Just as GPUs came of age at a time when big banks needed the acceleration most, GPUs are equally well-positioned for another trend that is hitting investment and other financial services institutions—deep learning. While for now, most of the training (which is generally GPU accelerated) is done on separate prototyping clusters, those workloads will be integrated into the larger workflows running on the massive machines. “In investment banking and hedge funds, GPUs are being used for deep learning. In algorithmic trading, they are using it to come up with new trading strategies based on market prediction; in asset management, they’re using it for portfolio optimization; in investment banking for more accurate Monte Carlo simulations (generative models in this case.” In these cases, Lahlou says there is no one framework that seems to dominate. Caffe and TensorFlow were cited, but he says his team is working with some to tune those for internal applications for GPU-based training.

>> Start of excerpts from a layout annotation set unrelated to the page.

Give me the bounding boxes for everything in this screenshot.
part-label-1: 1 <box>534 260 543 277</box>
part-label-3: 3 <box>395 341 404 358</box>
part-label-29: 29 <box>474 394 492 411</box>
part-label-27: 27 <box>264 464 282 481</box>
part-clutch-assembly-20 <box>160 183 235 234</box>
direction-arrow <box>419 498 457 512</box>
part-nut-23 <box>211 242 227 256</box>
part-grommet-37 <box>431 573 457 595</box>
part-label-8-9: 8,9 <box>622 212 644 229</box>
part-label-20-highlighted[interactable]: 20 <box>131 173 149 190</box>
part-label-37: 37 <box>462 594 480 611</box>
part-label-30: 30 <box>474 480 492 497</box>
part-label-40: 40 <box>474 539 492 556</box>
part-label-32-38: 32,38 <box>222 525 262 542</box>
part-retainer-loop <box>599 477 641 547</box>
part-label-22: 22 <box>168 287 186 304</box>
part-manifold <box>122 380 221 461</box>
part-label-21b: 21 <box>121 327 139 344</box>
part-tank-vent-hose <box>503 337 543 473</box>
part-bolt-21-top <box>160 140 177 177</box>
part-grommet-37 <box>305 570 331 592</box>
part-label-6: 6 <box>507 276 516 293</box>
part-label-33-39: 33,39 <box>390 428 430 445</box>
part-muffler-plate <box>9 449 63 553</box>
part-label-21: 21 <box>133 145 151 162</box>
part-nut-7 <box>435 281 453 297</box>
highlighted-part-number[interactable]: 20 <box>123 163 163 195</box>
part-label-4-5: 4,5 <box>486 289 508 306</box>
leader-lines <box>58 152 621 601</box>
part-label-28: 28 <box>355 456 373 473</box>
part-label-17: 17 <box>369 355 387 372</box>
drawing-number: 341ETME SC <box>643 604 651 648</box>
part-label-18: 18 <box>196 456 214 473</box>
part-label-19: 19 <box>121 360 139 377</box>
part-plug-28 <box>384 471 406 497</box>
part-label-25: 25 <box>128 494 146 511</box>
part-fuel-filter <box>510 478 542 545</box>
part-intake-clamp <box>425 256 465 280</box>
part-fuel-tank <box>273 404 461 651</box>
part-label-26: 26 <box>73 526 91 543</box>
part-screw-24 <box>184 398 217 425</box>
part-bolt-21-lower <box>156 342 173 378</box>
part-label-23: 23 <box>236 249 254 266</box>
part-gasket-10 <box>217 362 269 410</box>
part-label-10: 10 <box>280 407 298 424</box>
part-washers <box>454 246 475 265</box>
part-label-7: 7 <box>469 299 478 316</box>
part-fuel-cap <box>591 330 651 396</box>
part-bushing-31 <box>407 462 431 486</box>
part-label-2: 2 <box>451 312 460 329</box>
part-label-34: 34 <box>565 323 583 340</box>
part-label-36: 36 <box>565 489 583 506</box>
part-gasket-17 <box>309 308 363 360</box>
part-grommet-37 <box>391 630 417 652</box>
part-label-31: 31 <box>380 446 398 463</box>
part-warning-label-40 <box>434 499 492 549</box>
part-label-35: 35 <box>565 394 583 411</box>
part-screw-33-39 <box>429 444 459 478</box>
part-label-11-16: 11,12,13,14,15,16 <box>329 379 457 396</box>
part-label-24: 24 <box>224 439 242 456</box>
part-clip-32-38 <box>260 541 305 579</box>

The financial services industry is wholly dominated by the big OEMs (HP and Dell versus building their own infrastructure) but there are no trends on who appears to be favored there. He says that every one of the banks his organization has insight into is using a mix of CPU and GPU and he expects the GPU counts to tick up over time, especially with Pascal. The problems banks are facing, however, is making sure they have future-proof code and making sure that they are experimenting with technologies that keep them competitive but that can move and scale as architectures shift. “It takes time to get the software optimizations needed to get full performance out of existing hardware and the competition now between Intel, Nvidia, ARM, Power, and others means it’s also difficult to make big choices”
In many ways, the GPU computing story carries this “right place, right time” theme across time. In the early days, the graphics engine powering games could be tuned just so to handle CPU offload for its own computation—allowing Nvidia to keep a profitable business in gaming while building another with the same basic device. And just as the financial industry needed a way to run larger, more frequent, more complex simulations on the same infrastructure, GPUs appeared ready to go. And just as the industry started to look to bolster results with deep learning, a new generation GPU that could do both the double and half-precision work needed appeared.
In fact, some can say that Nvidia “lucked into” deep learning in general—it just so happened that the massive parallelism and mixed precision capabilities they were building anyway turned out to be a perfect fit for deep learning (versus designing the architecture to meet those specific needs). Luck is often less random than it seems, of course.